The price you pay for variable length instructions is an increase in the complexity of the processor.
The use of variable length instructions does not remove the desirability of making all of the instruction lengths integrally related related to the word length. A typical approach is because the processor does not know the length of the next instruction, it will fetch a number of bytes or words equal to at least the longest possible instruction. This means that sometimes multiple instructions are fetched.
x86 and ARM Instruction Formats
x86 Instruction Formats
The x86 is equipped with a variety of instruction formats. Instructions are made up of from zero to four optional instruction prefixes, a 1 or 2 byte opcode, an address specifier (which consists of the ModR/m byte and the Scale Index byte) an optional displacement and an optional immediate field.
- Instruction prefixes – if present consists of the LOCK prefix or one of the repeat prefixes. Lock is used to mark memory for exclusive use in a multiprocessor environment. The repeat prefixes specify repeated operation of a string, which enables the x86 to process strings much faster than with a regular software loop.
- Segment override – explicitly specifies which segment register an instruction should use, overriding the default segment-register selection generated by the x86 for that instruction
- Operand size – an instruction has a default operand size of 16 or 32 bits, and the operand prefix switches between 32 bit and 16 bit operands
- Address size – the processor can address memory using either 16 or 32 bit addresses. The address size determines the displacement size in instructions and the size of address offsets generated during effective address calculation
- Opcode – The opcode field is 1,2 or 3 bytes in length. The opcode may also include bits that specify if data is byte, or full-size, direction of data operation and whether an immediate data field must be sign extended
- ModR/m – this byte and the next provide addressing information. The ModR/m byte specifies whether an operand is in a register or in memory, if it is in memory, then fields within the byte specify the addressing mode to be used.
- SIB – certain encoding of the ModR/m byte specifies the inclusion of the SIB byte to specify fully the addressing mode. The SIB byte consists of three field.
- Displacement – when the addressing mode specifier indicates that a displacement is used, an 8, 16 or 32 bit signed integer displacement field is added
- Immediate – provides the value of an 8, 16, or 32 bit operand
The encoding of the x86 instruction set is very complex. This is partly to do with the need to be backward compatible with the 8086 machine and partly with a desire on the part of the designers to provide every possible assistance to the compiler writer in producing efficient code.
ARM Instruction Formats
All instructions in the ARM architecture are 32 bits long and follow a regular format.
A processor can understand and execute machine instructions.
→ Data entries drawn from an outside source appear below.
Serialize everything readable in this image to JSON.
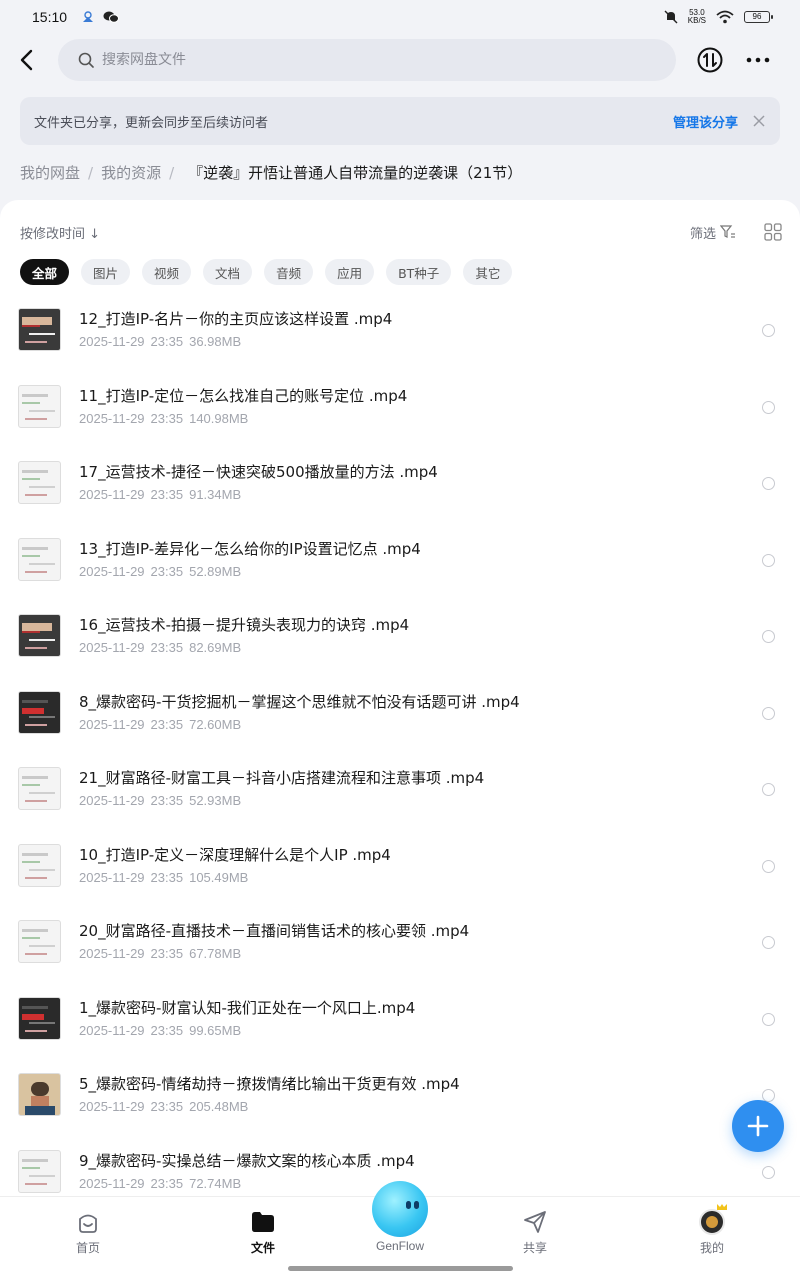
{
  "status": {
    "time": "15:10",
    "net_speed_value": "53.0",
    "net_speed_unit": "KB/S",
    "battery": "96"
  },
  "header": {
    "search_placeholder": "搜索网盘文件"
  },
  "banner": {
    "text": "文件夹已分享，更新会同步至后续访问者",
    "action": "管理该分享"
  },
  "breadcrumb": {
    "items": [
      "我的网盘",
      "我的资源"
    ],
    "current": "『逆袭』开悟让普通人自带流量的逆袭课（21节）"
  },
  "sort": {
    "label": "按修改时间 ↓",
    "filter_label": "筛选"
  },
  "chips": [
    "全部",
    "图片",
    "视频",
    "文档",
    "音频",
    "应用",
    "BT种子",
    "其它"
  ],
  "files": [
    {
      "name": "12_打造IP-名片－你的主页应该这样设置 .mp4",
      "date": "2025-11-29",
      "time": "23:35",
      "size": "36.98MB",
      "thumb": "photo"
    },
    {
      "name": "11_打造IP-定位－怎么找准自己的账号定位 .mp4",
      "date": "2025-11-29",
      "time": "23:35",
      "size": "140.98MB",
      "thumb": "doc"
    },
    {
      "name": "17_运营技术-捷径－快速突破500播放量的方法 .mp4",
      "date": "2025-11-29",
      "time": "23:35",
      "size": "91.34MB",
      "thumb": "doc"
    },
    {
      "name": "13_打造IP-差异化－怎么给你的IP设置记忆点 .mp4",
      "date": "2025-11-29",
      "time": "23:35",
      "size": "52.89MB",
      "thumb": "doc"
    },
    {
      "name": "16_运营技术-拍摄－提升镜头表现力的诀窍 .mp4",
      "date": "2025-11-29",
      "time": "23:35",
      "size": "82.69MB",
      "thumb": "photo"
    },
    {
      "name": "8_爆款密码-干货挖掘机－掌握这个思维就不怕没有话题可讲 .mp4",
      "date": "2025-11-29",
      "time": "23:35",
      "size": "72.60MB",
      "thumb": "dark"
    },
    {
      "name": "21_财富路径-财富工具－抖音小店搭建流程和注意事项 .mp4",
      "date": "2025-11-29",
      "time": "23:35",
      "size": "52.93MB",
      "thumb": "doc"
    },
    {
      "name": "10_打造IP-定义－深度理解什么是个人IP .mp4",
      "date": "2025-11-29",
      "time": "23:35",
      "size": "105.49MB",
      "thumb": "doc"
    },
    {
      "name": "20_财富路径-直播技术－直播间销售话术的核心要领 .mp4",
      "date": "2025-11-29",
      "time": "23:35",
      "size": "67.78MB",
      "thumb": "doc"
    },
    {
      "name": "1_爆款密码-财富认知-我们正处在一个风口上.mp4",
      "date": "2025-11-29",
      "time": "23:35",
      "size": "99.65MB",
      "thumb": "dark"
    },
    {
      "name": "5_爆款密码-情绪劫持－撩拨情绪比输出干货更有效 .mp4",
      "date": "2025-11-29",
      "time": "23:35",
      "size": "205.48MB",
      "thumb": "face"
    },
    {
      "name": "9_爆款密码-实操总结－爆款文案的核心本质 .mp4",
      "date": "2025-11-29",
      "time": "23:35",
      "size": "72.74MB",
      "thumb": "doc"
    }
  ],
  "tabs": {
    "home": "首页",
    "files": "文件",
    "genflow": "GenFlow",
    "share": "共享",
    "mine": "我的"
  },
  "colors": {
    "accent": "#1677e8",
    "fab": "#2f8ff0",
    "active_chip": "#111111"
  }
}
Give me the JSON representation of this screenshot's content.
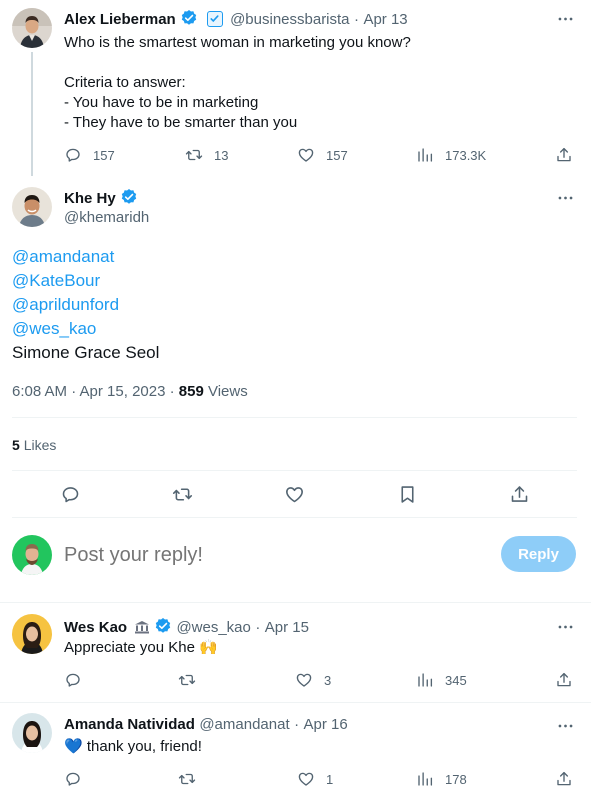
{
  "parent_tweet": {
    "name": "Alex Lieberman",
    "handle": "@businessbarista",
    "sep": "·",
    "date": "Apr 13",
    "text": "Who is the smartest woman in marketing you know?\n\nCriteria to answer:\n- You have to be in marketing\n- They have to be smarter than you",
    "replies": "157",
    "retweets": "13",
    "likes": "157",
    "views": "173.3K"
  },
  "main_tweet": {
    "name": "Khe Hy",
    "handle": "@khemaridh",
    "mentions": [
      "@amandanat",
      "@KateBour",
      "@aprildunford",
      "@wes_kao"
    ],
    "last_line": "Simone Grace Seol",
    "time": "6:08 AM · Apr 15, 2023 ·",
    "views_count": "859",
    "views_label": "Views",
    "likes_count": "5",
    "likes_label": "Likes"
  },
  "reply_box": {
    "placeholder": "Post your reply!",
    "button_label": "Reply"
  },
  "replies": [
    {
      "name": "Wes Kao",
      "badge_icon": "bank-icon",
      "handle": "@wes_kao",
      "sep": "·",
      "date": "Apr 15",
      "text": "Appreciate you Khe 🙌",
      "replies": "",
      "retweets": "",
      "likes": "3",
      "views": "345"
    },
    {
      "name": "Amanda Natividad",
      "handle": "@amandanat",
      "sep": "·",
      "date": "Apr 16",
      "text": "💙 thank you, friend!",
      "replies": "",
      "retweets": "",
      "likes": "1",
      "views": "178"
    }
  ],
  "colors": {
    "accent": "#1d9bf0",
    "reply_button_disabled": "#8ecdf8",
    "secondary_text": "#536471",
    "divider": "#eff3f4"
  }
}
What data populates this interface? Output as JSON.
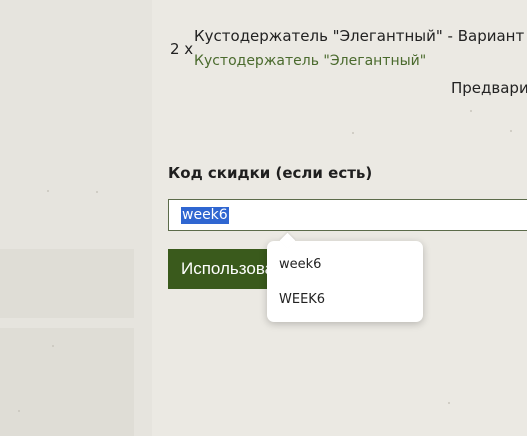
{
  "order": {
    "quantity": "2 x",
    "product_name": "Кустодержатель \"Элегантный\" - Вариант",
    "product_link": "Кустодержатель \"Элегантный\"",
    "preview_label": "Предвари"
  },
  "coupon": {
    "label": "Код скидки (если есть)",
    "value": "week6",
    "apply_label": "Использовать"
  },
  "autocomplete": {
    "options": [
      "week6",
      "WEEK6"
    ]
  },
  "colors": {
    "page_bg": "#ebe9e3",
    "link_green": "#4a6a2d",
    "button_green": "#3a5a1c",
    "selection_blue": "#2f66d1"
  }
}
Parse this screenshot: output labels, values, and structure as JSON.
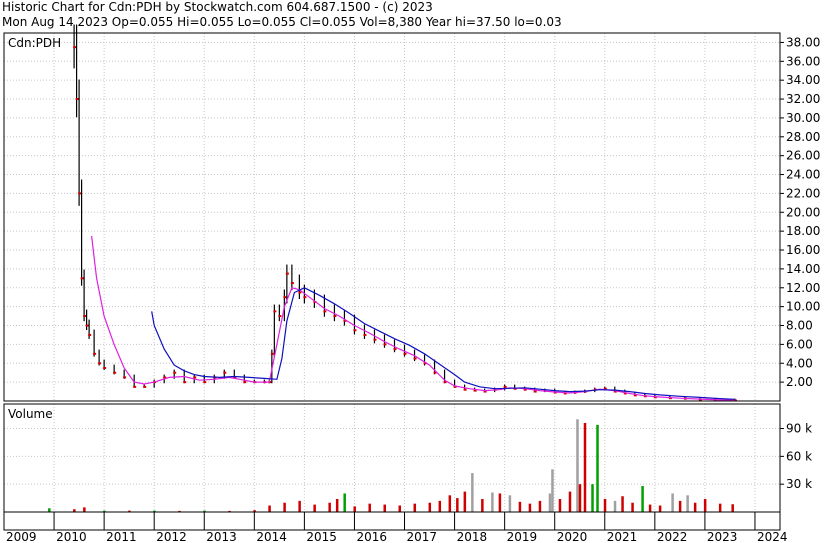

Such instructions are simply binary numbers stored in the computer. If a programmer wished to program directly in machine language, then it would be necessary to enter the program as binary data.
A improvement to this is to make use of the symbolic name or mnemonic of each instruction. Each line of input still represent one memory location.
Programs written in assembly language are translated into machine language by an assembler. An assembler must not only do the symbolic translation but also assign some form of memory addresses to symbolic addresses.
The development of assembly language was a major milestone in the evolution of computer technology. It was the first step to the high-level languages in use today. Although few programmers use assembly language, virtually all machines provide one. They are used, if at all, for system programs such as compilers and I/O routines.